Project supported by the National Natural Science Foundation of China (Grant No. 21302122) and the Science and Technology Commission of Shanghai Municipality, China (Grant No. 13ZR1416600).

Abstract
Abstract

A bright white quantum dot light-emitting device (white-QLED) with 4-[4-(1-phenyl-1H-benzo[d]imidazol-2-yl)phenyl]-2- [3-(tri-phenylen-2-yl)phen-3-yl]quinazoline deposited on a thin film of mixed green/red-QDs as a bilayer emitter is fabricated. The optimized white-QLED exhibits a turn-on voltage of 3.2 V and a maximum brightness of 3660 cd/m2@8 V with the Commission Internationale de l’Eclairage (CIE) chromaticity in the region of white light. The ultra-thin layer of QDs is proved to be critical for the white light generation in the devices. Excitation mechanism in the white-QLEDs is investigated by the detailed analyses of electroluminescence (EL) spectral and the fluorescence lifetime of QDs. The results show that charge injection is a dominant mechanism of excitation in the white-QLED.

1. Introduction

Colloidal quantum dots (QDs) are attractive luminescent materials for creating light-emitting diodes (QLEDs) applying to display or solid-state lightings due to their characteristics of size-tunable band gap, high photoluminescence (PL) quantum yield (QY), good stability and saturated colors with a narrow bandwidth.[14] Since the first QLEDs were demonstrated in 1994,[5] the monochrome device performances have steadily improved in terms of the brightness (21800 cd/m2),[6] current efficiency (40 cd/A),[7] external quantum efficiency (20.5%), and device lifetime (105 hours).[8] Recently, white-QLEDs have also received extensive attention as a cost-competitive energy-efficient alternative to conventional electrical lighting. Several researchers have reported the use of a stacked structure of QDs and polymers or the hybridization of QDs/polymers as emissive layer (EML) for enhancing efficiency and obtaining color tuning capability.

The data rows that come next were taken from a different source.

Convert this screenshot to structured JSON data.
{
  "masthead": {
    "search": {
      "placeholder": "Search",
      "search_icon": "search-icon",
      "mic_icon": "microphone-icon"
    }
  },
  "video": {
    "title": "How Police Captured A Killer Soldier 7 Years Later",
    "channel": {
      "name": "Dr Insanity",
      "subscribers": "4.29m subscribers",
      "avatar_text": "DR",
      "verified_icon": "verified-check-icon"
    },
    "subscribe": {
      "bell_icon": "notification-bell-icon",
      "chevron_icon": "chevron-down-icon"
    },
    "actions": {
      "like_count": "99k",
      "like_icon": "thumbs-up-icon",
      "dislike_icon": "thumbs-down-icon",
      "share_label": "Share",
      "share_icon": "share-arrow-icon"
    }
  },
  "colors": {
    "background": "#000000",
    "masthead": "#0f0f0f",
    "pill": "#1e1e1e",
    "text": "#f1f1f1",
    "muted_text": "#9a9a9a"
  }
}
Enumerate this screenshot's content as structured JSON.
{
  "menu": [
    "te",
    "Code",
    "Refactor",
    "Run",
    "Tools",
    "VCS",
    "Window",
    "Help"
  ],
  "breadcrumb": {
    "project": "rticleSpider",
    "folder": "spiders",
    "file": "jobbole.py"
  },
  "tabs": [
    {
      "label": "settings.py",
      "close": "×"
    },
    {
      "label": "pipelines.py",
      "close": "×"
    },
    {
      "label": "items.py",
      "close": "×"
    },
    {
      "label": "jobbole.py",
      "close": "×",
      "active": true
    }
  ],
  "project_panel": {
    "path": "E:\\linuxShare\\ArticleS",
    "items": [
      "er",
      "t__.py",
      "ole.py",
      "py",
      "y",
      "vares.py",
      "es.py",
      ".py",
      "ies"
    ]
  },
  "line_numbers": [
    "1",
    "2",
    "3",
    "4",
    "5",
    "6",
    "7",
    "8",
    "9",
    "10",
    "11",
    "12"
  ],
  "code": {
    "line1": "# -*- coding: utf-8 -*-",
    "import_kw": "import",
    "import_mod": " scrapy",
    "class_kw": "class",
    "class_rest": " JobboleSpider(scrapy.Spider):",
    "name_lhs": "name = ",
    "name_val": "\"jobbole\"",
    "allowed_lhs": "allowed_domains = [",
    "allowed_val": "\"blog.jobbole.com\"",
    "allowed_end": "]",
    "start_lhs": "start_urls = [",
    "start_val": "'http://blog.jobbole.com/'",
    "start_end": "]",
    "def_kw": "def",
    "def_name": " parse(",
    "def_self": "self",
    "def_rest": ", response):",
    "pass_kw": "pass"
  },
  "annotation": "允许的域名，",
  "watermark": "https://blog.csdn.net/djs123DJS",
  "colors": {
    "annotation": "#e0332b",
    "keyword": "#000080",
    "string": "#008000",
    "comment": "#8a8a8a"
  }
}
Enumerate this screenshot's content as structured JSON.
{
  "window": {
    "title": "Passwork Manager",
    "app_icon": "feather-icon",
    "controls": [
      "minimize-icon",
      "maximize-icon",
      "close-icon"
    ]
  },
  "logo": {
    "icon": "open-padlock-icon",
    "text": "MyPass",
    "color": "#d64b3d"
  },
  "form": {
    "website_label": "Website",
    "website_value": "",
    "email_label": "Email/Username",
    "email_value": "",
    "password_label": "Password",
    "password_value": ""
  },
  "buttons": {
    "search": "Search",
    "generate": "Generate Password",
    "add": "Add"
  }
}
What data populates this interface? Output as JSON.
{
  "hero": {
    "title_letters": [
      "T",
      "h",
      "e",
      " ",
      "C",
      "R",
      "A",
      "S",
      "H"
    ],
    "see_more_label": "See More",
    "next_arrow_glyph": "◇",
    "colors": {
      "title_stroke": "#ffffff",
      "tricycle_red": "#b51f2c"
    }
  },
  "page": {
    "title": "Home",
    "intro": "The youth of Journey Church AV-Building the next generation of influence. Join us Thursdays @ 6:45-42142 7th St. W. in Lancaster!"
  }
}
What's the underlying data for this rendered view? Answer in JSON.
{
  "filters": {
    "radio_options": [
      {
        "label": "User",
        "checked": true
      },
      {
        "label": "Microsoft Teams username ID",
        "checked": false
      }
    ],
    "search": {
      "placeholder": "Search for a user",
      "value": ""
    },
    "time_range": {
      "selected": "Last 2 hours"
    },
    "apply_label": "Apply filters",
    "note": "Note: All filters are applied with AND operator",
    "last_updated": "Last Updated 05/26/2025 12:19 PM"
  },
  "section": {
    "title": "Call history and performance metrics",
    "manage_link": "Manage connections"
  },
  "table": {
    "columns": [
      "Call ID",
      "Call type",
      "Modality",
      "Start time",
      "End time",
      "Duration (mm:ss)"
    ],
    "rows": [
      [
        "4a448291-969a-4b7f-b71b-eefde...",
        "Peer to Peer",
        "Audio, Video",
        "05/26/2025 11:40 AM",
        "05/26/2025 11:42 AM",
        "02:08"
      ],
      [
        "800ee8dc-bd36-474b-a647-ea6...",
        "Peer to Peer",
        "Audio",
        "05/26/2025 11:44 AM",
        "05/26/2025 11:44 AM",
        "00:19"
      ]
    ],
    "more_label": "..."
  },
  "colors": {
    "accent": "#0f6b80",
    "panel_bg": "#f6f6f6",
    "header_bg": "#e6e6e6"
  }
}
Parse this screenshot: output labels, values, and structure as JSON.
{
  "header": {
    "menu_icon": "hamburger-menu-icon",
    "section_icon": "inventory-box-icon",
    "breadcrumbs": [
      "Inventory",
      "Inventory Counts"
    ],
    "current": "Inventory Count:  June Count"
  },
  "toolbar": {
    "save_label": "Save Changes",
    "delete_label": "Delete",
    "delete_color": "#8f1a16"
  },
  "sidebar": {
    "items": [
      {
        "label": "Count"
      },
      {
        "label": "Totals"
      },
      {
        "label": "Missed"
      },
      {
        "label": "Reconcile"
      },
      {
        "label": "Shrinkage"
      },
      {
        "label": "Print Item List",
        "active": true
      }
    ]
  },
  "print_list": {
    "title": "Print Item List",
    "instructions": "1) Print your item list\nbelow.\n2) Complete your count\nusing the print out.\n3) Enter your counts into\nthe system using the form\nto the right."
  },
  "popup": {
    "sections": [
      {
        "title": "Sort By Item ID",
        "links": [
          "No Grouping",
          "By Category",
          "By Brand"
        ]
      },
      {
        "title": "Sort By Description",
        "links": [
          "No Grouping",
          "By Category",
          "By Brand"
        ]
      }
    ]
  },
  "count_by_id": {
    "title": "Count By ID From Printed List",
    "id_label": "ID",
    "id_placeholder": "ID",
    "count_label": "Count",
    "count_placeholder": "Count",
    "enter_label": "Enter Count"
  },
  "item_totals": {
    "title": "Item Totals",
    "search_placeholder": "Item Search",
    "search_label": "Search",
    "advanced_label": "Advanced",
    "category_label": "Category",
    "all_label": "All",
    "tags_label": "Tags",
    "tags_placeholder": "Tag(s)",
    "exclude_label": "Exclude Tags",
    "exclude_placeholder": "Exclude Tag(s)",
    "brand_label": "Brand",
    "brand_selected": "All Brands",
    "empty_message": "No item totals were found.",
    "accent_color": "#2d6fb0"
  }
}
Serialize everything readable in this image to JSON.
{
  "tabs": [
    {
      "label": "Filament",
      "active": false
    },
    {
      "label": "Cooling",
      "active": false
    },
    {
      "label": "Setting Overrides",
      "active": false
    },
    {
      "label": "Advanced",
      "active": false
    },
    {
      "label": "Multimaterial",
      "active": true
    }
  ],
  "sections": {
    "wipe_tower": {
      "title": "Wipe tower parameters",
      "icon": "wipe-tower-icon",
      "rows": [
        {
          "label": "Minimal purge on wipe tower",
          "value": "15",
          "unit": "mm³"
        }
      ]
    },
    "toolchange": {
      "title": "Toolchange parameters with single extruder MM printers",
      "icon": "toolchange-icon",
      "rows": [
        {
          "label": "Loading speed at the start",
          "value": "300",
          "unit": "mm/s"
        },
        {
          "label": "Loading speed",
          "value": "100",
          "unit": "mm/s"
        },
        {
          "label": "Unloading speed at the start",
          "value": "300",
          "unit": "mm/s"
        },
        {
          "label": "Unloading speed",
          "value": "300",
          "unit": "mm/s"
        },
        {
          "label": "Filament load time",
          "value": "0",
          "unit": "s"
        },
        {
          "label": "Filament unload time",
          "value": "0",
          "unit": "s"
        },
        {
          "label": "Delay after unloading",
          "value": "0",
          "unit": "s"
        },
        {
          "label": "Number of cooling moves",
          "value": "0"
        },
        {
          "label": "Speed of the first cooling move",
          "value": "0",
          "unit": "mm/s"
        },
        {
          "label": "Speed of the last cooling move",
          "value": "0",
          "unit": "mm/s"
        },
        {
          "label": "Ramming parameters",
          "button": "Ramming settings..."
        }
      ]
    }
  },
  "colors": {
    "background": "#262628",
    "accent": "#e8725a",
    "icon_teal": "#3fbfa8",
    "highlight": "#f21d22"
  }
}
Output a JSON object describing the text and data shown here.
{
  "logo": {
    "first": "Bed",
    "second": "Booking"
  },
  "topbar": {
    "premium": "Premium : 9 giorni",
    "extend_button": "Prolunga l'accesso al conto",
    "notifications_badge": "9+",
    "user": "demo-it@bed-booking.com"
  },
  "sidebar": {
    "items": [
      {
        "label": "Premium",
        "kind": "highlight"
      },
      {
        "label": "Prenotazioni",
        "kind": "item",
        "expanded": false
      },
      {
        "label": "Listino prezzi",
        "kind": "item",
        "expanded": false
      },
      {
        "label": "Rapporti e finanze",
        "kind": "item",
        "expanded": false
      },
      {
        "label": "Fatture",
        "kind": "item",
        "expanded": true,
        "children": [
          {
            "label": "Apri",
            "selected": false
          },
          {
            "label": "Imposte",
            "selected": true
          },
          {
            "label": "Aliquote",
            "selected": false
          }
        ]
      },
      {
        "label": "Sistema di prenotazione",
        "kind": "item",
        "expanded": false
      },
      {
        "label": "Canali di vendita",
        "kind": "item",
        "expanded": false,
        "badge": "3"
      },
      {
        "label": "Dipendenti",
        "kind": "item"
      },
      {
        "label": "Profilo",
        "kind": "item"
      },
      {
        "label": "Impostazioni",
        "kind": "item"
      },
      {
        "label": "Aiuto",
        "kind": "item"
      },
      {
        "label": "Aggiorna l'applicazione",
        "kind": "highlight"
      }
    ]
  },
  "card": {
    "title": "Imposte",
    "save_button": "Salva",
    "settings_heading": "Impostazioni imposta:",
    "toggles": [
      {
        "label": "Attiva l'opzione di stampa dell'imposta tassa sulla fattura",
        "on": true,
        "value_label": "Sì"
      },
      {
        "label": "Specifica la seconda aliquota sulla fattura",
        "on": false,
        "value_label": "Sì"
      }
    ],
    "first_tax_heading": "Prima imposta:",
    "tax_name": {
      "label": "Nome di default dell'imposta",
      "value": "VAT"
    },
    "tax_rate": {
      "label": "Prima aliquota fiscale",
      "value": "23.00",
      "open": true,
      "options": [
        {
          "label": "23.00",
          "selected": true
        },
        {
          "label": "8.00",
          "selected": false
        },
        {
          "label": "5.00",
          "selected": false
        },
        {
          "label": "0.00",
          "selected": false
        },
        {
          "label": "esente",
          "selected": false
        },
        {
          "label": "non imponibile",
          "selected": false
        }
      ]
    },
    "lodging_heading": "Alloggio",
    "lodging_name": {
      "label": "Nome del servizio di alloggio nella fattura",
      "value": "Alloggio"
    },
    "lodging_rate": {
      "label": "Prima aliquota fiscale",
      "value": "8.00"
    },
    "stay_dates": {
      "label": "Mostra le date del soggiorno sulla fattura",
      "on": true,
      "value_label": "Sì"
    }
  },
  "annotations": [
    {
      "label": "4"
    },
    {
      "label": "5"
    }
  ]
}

Prototype results from the direct electroluminescence (EL) of QDs through integrating red, green, and blue emitting QDs to produce white-QLEDs have been demonstrated.[9,10] However, the use of blue-QDs can lead to reduced brightness and efficiency because blue-QDs inherently possess unfavorable energy level rendering hole injection into them from neighboring hole transport layer (HTL) inefficient. Tan et al.[11] reported the white-QLEDs with a bilayer structure of yellow-QDs/poly(N, N’-bis(4-butylphenyl)-N, N’-bis(pheny)benzidine) (Poly-TPD). However, the available blue-emitting polymer with high luminescent efficiency and chemical resistance to adjacent layers is highly limited. Kang, et al.[12] reported that the white-QLEDs by using the hybridization of poly(9,9-dioctylfluorenyl-2, 7-diyl) (PFO) blended with red- and green-colored CdSe@ZnS QDs as EML, exhibited the Commission Internationale de l’Eclairage (CIE) 1931 chromaticity of (0.33, 0.36) and maximun brightness of 1163 cd/m.[2] Torriss et al.[13] realized the white-QLEDs by using red-QDs and blue organic molecule iridium(III)bis(2-(4,6-difluorephenyl) pyridinato-N,C2) (Ir(III)DP) dispersed into poly(N-vinylcarbazole) (PVK) as EML. Wu et al.[14] reported white-QLEDs with red-QDs and 4, 4-bis(2,2-diphenylethen-1-yl) biphenyl (DPVBi) dispersed into PVK as EML. In the above cases, the multicolor emitters (QDs and/or organic molecule) are blended into a single EML and interact in a non-trivial way. Then those devices suffer low luminance and high operating voltage due to the high concentration of the mixed materials.[15,16]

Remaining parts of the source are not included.